Reduction with OpenMP: Matrix/tensor operations examples

I am trying to learn how to use reduction with OpenMP and was wondering if the following examples can be rewritten with reduction?

Example A: Finding the sum of three matrices/tensors

#include <Eigen/Dense>
#include <Eigen/SparseCore> 
#include <Eigen/Sparse>
static const int nx = 128; 
static const int ny = 128; 
static const int nz = 128;

Eigen::Tensor<std::complex<double>, 3> Tensor1(nx,ny,nz);   
Eigen::Tensor<std::complex<double>, 3> Tensor2(nx,ny,nz);    
Eigen::Tensor<std::complex<double>, 3> Tensor3(nx,ny,nz); 
for(int i = 0; i< nx; i++){
        for(int j = 0; j< ny; j++){
            for(int k = 0; k< nz; k++){ 
                Sum(k,i,j) = (Tensor1(k,i,j) + Tensor2(k,i,j) + Tensor3(k,i,j));

            }
        }
    }

Example B: Finding separate terms of the cross product of (AxB):

#include <Eigen/Dense>
#include <Eigen/SparseCore> 
#include <Eigen/Sparse>
static const int nx = 128; 
static const int ny = 128; 
static const int nz = 128;

double B[3] = {Bx,By,Bz};

Eigen::Tensor<std::complex<double>, 3> Ax(nx,ny,nz);  
Eigen::Tensor<std::complex<double>, 3> Ay(nx,ny,nz); 
Eigen::Tensor<std::complex<double>, 3> Az(nx,ny,nz); 

Eigen::Tensor<std::complex<double>, 3> Termx(nx,ny,nz);   
Eigen::Tensor<std::complex<double>, 3> Termy(nx,ny,nz);    
Eigen::Tensor<std::complex<double>, 3> Termz(nx,ny,nz);    

    for(int i = 0; i< nx; i++){
        for(int j = 0; j< ny; j++){
            for(int k = 0; k< nz; k++){ 
                    Termx(k,i,j) = (Az(k,i,j) * By - Ay(k,i,j) * Bz);
                    Termy(k,i,j) =  (Ax(k,i,j) * Bz - Az(k,i,j) * Bx);
                    Termz(k,i,j) =  (Ay(k,i,j) * Bx - Ax(k,i,j) * By);


            }
        }
    }

I have not seen examples of reduction with either nested loops or matrices/tensors so I am not sure if the above examples work with reduction or not. Thanks!

Solution

The short answer is no.

The longer answer is that your examples don't fit with the basic idea of what reduction is intended to accomplish.
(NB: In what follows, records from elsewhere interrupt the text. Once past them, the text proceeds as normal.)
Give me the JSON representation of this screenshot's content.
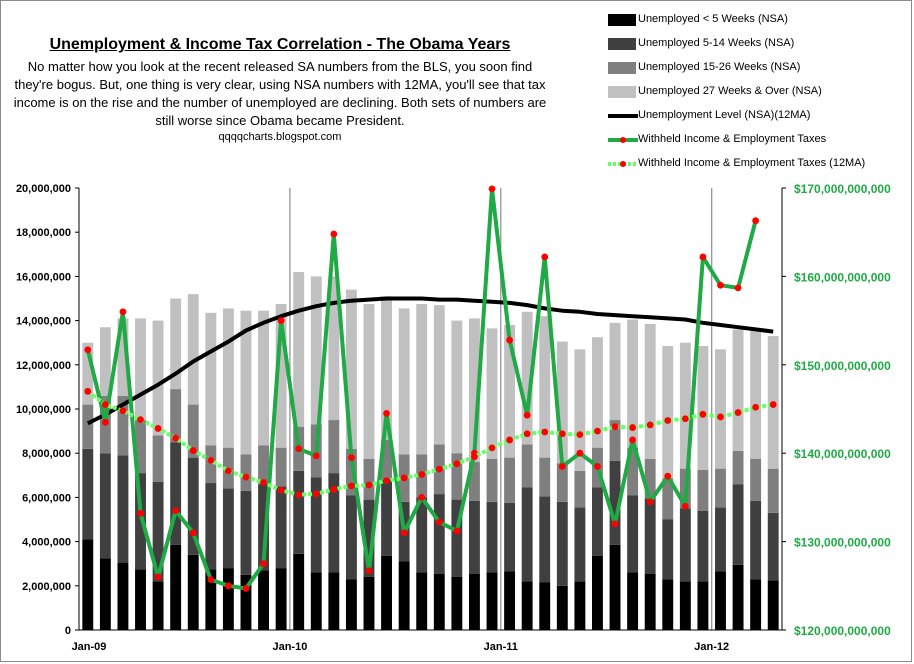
{
  "chart_data": {
    "type": "bar",
    "title": "Unemployment & Income Tax Correlation - The Obama Years",
    "subtitle": "No matter how you look at the recent released SA numbers from the BLS, you soon find they're bogus.  But, one thing is very clear, using NSA numbers with 12MA, you'll see that tax income is on the rise and the number of unemployed are declining. Both sets of numbers are still worse since Obama became President.",
    "source": "qqqqcharts.blogspot.com",
    "x_labels": [
      "Jan-09",
      "Jan-10",
      "Jan-11",
      "Jan-12"
    ],
    "x_label_index": [
      0,
      12,
      24,
      36
    ],
    "left_axis": {
      "ylim": [
        0,
        20000000
      ],
      "ticks": [
        "0",
        "2,000,000",
        "4,000,000",
        "6,000,000",
        "8,000,000",
        "10,000,000",
        "12,000,000",
        "14,000,000",
        "16,000,000",
        "18,000,000",
        "20,000,000"
      ]
    },
    "right_axis": {
      "ylim": [
        120000000000,
        170000000000
      ],
      "ticks": [
        "$120,000,000,000",
        "$130,000,000,000",
        "$140,000,000,000",
        "$150,000,000,000",
        "$160,000,000,000",
        "$170,000,000,000"
      ]
    },
    "grid": "vertical",
    "legend_position": "top-right",
    "stacked_series": [
      {
        "name": "Unemployed < 5 Weeks (NSA)",
        "color": "#000000",
        "values": [
          4100000,
          3250000,
          3050000,
          2750000,
          2200000,
          3850000,
          3400000,
          2750000,
          2800000,
          2500000,
          2700000,
          2800000,
          3450000,
          2600000,
          2600000,
          2300000,
          2400000,
          3350000,
          3100000,
          2600000,
          2550000,
          2400000,
          2550000,
          2600000,
          2650000,
          2200000,
          2150000,
          2000000,
          2200000,
          3350000,
          3850000,
          2600000,
          2550000,
          2300000,
          2200000,
          2200000,
          2650000,
          2950000,
          2300000,
          2250000
        ]
      },
      {
        "name": "Unemployed 5-14 Weeks (NSA)",
        "color": "#404040",
        "values": [
          4100000,
          4750000,
          4850000,
          4350000,
          4500000,
          4650000,
          4400000,
          3900000,
          3600000,
          3800000,
          3900000,
          3700000,
          3750000,
          4300000,
          4500000,
          3800000,
          3500000,
          3450000,
          2700000,
          3400000,
          3600000,
          3500000,
          3300000,
          3200000,
          3100000,
          4250000,
          3900000,
          3800000,
          3350000,
          3100000,
          3800000,
          3500000,
          3400000,
          2700000,
          3300000,
          3200000,
          2900000,
          3650000,
          3550000,
          3050000
        ]
      },
      {
        "name": "Unemployed 15-26 Weeks (NSA)",
        "color": "#7f7f7f",
        "values": [
          2000000,
          2600000,
          2700000,
          2400000,
          2100000,
          2400000,
          2400000,
          1700000,
          1850000,
          1650000,
          1750000,
          1750000,
          2000000,
          2400000,
          2400000,
          2100000,
          1850000,
          1800000,
          2150000,
          1950000,
          2250000,
          2100000,
          1750000,
          1950000,
          2050000,
          1950000,
          1750000,
          1750000,
          1650000,
          1800000,
          1850000,
          2150000,
          1800000,
          1850000,
          1800000,
          1850000,
          1750000,
          1500000,
          1900000,
          2000000
        ]
      },
      {
        "name": "Unemployed 27 Weeks & Over (NSA)",
        "color": "#c0c0c0",
        "values": [
          2800000,
          3100000,
          3500000,
          4600000,
          5200000,
          4100000,
          5000000,
          6000000,
          6300000,
          6500000,
          6100000,
          6500000,
          7000000,
          6700000,
          6500000,
          7200000,
          7000000,
          6500000,
          6600000,
          6800000,
          6300000,
          6000000,
          6500000,
          5900000,
          6000000,
          6000000,
          6400000,
          5500000,
          5500000,
          5000000,
          4400000,
          5800000,
          6100000,
          6000000,
          5700000,
          5600000,
          5400000,
          5500000,
          5800000,
          6000000
        ]
      }
    ],
    "line_series": [
      {
        "name": "Unemployment Level (NSA)(12MA)",
        "axis": "left",
        "color": "#000000",
        "x_start": 0,
        "values": [
          9350000,
          9750000,
          10200000,
          10650000,
          11100000,
          11600000,
          12150000,
          12600000,
          13050000,
          13550000,
          13900000,
          14200000,
          14450000,
          14650000,
          14800000,
          14900000,
          14950000,
          15000000,
          15000000,
          15000000,
          14950000,
          14950000,
          14900000,
          14850000,
          14800000,
          14700000,
          14550000,
          14450000,
          14400000,
          14300000,
          14250000,
          14200000,
          14150000,
          14100000,
          14050000,
          13900000,
          13800000,
          13700000,
          13600000,
          13500000
        ]
      },
      {
        "name": "Withheld Income & Employment Taxes",
        "axis": "right",
        "color": "#1faa45",
        "x_start": 0,
        "values": [
          151700000000,
          143500000000,
          156000000000,
          133200000000,
          126000000000,
          133500000000,
          131000000000,
          125700000000,
          125000000000,
          124700000000,
          127500000000,
          155000000000,
          140500000000,
          139700000000,
          164800000000,
          139500000000,
          126700000000,
          144500000000,
          131000000000,
          135000000000,
          132200000000,
          131200000000,
          140000000000,
          169900000000,
          152800000000,
          144300000000,
          162200000000,
          138500000000,
          140000000000,
          138500000000,
          132000000000,
          141500000000,
          134500000000,
          137400000000,
          134000000000,
          162200000000,
          159000000000,
          158700000000,
          166300000000
        ]
      },
      {
        "name": "Withheld Income & Employment Taxes (12MA)",
        "axis": "right",
        "color": "#66ff66",
        "x_start": 0,
        "values": [
          147000000000,
          145500000000,
          144800000000,
          143800000000,
          142800000000,
          141700000000,
          140300000000,
          139200000000,
          138000000000,
          137300000000,
          136700000000,
          135800000000,
          135300000000,
          135400000000,
          135900000000,
          136300000000,
          136400000000,
          136900000000,
          137200000000,
          137600000000,
          138200000000,
          138800000000,
          139600000000,
          140600000000,
          141500000000,
          142200000000,
          142400000000,
          142200000000,
          142100000000,
          142500000000,
          143000000000,
          142900000000,
          143200000000,
          143700000000,
          143900000000,
          144400000000,
          144100000000,
          144600000000,
          145200000000,
          145500000000
        ]
      }
    ]
  }
}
Reduction is typically used for a case where all the threads write to a single output. For a really simplistic example, consider normalizing a large matrix, by simply adding up all the numbers, then dividing each by the sum so they're all in the range 0..1.

#pragma omp parallel for
for (int i=0; i<n; i++)
    for (int j=0; j<m; j++)
        for (int k=0; k<o; k++)
            sum += matrix[i][j][k];

This has a problem: all the threads write to sum. To keep meaningful results, the OpenMP runtime serializes access to sum, and we gain very little (if anything) from all the threads running in parallel. Depending on the implementation, we might easily be locking and unlocking a mutex every iteration, in which case parallel code might even be quite a lot slower than serial code.
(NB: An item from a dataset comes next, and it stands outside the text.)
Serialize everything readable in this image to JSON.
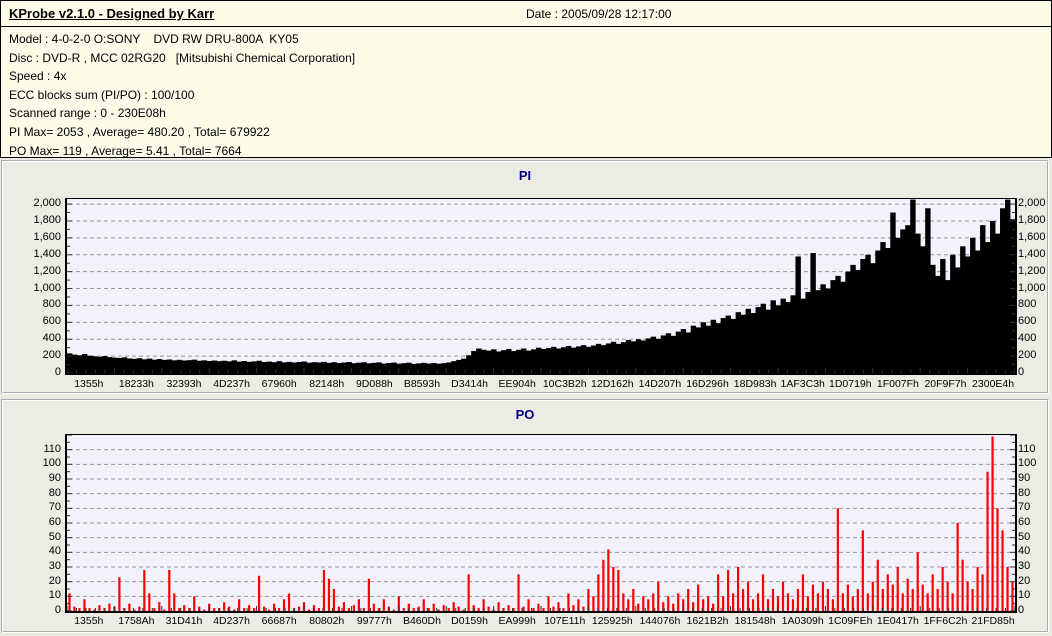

We can use reduction to fix that:

#pragma omp parallel for reduction(+:sum)
for (int i=0; i<n; i++)
    for (int j=0; j<m; j++)
        for (int k=0; k<o; k++)
            sum += matrix[i][j][k];

With this, each thread gets a private variable where it stores its local sum. Then when the threads finish, it does the reduction (using the operator we specified--+ in this case) and adds all those separate values together.
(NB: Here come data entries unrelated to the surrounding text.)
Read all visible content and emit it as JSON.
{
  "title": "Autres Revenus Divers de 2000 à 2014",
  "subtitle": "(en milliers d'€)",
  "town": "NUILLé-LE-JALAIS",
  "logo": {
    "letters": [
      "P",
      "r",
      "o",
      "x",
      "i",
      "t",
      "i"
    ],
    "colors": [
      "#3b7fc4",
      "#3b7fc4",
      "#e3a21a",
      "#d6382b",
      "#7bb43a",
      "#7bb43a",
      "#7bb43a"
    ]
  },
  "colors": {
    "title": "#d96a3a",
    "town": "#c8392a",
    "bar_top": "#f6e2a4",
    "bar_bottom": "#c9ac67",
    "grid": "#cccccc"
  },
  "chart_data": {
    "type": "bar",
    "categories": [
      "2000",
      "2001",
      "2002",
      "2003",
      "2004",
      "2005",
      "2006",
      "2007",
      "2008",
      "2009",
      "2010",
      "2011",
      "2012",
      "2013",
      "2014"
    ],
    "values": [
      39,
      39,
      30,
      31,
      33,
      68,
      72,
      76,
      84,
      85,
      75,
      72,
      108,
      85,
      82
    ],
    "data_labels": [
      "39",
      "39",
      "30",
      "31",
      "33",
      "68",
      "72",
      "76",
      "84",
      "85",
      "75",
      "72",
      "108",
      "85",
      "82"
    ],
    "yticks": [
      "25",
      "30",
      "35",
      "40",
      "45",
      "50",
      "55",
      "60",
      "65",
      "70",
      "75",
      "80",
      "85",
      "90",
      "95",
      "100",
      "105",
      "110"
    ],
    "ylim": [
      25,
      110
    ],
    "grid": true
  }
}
reduction helps when all the threads work together to produce a single value, and we can avoid pressure on that one value by having each thread produce a value independently, and afterwards combine all those independent values.

That doesn't really work in your case, because each of your writes is already to a separate variable from that used by any other thread.